White-box 100GE revenues slip as market shifts to Tier 2s

100GE white-box
Image credit: Timofeev Vladimir / Shutterstock.com

White box vendors have been losing market share in 100GE data center switching market during the past year to the big brands in terms of revenue. The good news (for them) is that’s not a rejection of the white-box paradigm but rather the result of shifting refresh cycles.

According to a recent report by Dell’Oro Group, 100GE adoption for data centers is growing, in part because it’s now priced competitively against 40GE – and at levels that Dell’Oro wasn’t expecting to see until at least next year – and partly because major cloud service providers like Google, Amazon and Facebook began migrating to 100GE at the end of 2016 and through much of 2017.

In fact, Dell’Oro credits sales of 100 GE ethernet switching with underpinning “the entire strength of the data center market”. The report estimates that 100 GE ports will double in 2018 and again in 2019.

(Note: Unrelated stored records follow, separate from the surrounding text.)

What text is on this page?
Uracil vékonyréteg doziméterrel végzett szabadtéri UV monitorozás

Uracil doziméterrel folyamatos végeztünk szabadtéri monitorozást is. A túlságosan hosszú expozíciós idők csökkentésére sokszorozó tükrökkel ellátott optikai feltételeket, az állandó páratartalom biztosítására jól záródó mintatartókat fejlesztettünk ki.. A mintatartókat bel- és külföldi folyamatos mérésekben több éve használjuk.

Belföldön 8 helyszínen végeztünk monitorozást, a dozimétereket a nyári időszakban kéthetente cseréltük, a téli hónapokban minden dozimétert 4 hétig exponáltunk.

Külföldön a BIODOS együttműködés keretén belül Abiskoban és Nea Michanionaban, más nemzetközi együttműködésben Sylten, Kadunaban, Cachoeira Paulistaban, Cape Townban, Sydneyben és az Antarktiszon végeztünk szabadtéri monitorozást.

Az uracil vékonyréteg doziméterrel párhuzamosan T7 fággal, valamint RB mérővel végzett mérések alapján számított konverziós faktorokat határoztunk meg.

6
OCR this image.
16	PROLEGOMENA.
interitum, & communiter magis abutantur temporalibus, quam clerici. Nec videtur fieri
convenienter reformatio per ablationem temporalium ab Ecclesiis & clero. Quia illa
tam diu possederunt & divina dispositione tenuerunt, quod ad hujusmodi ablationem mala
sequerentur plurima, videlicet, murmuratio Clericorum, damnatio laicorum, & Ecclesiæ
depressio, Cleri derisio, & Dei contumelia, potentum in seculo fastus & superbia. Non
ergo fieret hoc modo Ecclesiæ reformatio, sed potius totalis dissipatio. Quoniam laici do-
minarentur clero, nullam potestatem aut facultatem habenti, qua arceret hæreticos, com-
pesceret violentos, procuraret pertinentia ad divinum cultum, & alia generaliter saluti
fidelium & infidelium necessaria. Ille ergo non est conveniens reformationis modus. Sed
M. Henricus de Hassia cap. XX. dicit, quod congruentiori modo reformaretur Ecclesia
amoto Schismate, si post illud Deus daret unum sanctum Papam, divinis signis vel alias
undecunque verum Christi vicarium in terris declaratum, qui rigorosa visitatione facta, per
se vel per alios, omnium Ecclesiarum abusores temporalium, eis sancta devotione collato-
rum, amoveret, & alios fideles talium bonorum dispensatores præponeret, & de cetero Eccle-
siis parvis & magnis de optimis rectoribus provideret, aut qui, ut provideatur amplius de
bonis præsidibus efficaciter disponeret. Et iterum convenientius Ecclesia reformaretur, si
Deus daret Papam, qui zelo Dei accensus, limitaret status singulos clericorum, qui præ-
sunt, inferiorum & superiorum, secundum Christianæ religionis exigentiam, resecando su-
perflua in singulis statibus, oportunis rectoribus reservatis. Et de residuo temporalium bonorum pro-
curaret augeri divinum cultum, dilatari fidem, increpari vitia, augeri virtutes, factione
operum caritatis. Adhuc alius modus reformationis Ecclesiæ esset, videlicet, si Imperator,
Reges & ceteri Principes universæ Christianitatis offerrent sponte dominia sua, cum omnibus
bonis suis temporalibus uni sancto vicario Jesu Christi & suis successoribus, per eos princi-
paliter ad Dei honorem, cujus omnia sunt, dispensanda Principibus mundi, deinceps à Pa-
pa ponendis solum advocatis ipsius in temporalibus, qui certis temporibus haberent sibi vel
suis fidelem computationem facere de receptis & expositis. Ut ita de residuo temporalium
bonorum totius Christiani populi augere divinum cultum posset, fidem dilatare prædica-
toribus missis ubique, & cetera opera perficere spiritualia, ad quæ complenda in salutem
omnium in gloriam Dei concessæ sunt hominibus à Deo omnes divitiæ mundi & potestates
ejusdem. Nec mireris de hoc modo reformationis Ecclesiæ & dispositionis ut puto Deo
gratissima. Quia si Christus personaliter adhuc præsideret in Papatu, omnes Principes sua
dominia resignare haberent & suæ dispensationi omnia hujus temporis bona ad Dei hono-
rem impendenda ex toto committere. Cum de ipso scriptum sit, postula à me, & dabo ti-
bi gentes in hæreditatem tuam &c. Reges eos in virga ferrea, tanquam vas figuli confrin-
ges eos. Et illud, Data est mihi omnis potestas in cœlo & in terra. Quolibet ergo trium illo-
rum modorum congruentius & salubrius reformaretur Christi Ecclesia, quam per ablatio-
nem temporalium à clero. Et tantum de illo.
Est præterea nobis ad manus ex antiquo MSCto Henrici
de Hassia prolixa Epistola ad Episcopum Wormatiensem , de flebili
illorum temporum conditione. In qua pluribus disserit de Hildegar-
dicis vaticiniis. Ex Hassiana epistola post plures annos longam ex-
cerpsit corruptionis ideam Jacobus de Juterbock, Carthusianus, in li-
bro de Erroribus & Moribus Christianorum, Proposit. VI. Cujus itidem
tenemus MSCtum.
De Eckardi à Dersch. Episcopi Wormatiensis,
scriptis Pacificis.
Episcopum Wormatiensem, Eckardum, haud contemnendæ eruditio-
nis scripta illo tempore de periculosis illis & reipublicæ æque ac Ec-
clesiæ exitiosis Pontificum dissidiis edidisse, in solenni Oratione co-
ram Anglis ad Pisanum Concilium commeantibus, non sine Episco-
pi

The 100GE trend has been good for vendors like Quanta, Inventec, Delta, Celestica, Accton and Foxconn, as the white-box model is a good fit for hyperscale cloud providers, said Sameh Boujelbene, senior director at Dell’Oro Group.

“White box adoption has been mostly driven by few large cloud SPs because they have the financial and engineering resources to either develop their own NOS [network operating system] or use a third party NOS and integrate it on top of white box switches,” Boujelbene told Disruptive.Asia.

However, he added, now that the 100GE refresh cycle is finally hitting other market segments such as Tier 2 cloud providers and large enterprises, “it is benefitting other branded vendors like H3C, Cisco and Huawei since they still dominate these segments of the market.”

Dell’Oro says the share of 100GE revenue for white-box players has declined from 25% in Q3 2017 to 20% in Q3 2018.

As for why Tier 2s and enterprises are generally sticking with the brands, Boujelbene puts it down to two reasons.

First, the capex savings of white-box switches only really pay off for large-scale deployments – for smaller deployments, the money saved on hardware won’t be offset by the operating costs associated with the integration efforts of third-party software.

And second, Boujelbene explains, white-box vendors have longer lead times compared to the brands. “White-box vendors give priority to large-scale customers, while small-scale customers usually sit at the very bottom of the waiting list.”

Even so, white-box vendors have 400GE to look forward to, Boujelbene adds. “We expect white box vendors to be the share leader in the next 400 GE refresh cycle when it starts to materialize in late 2019/2020.”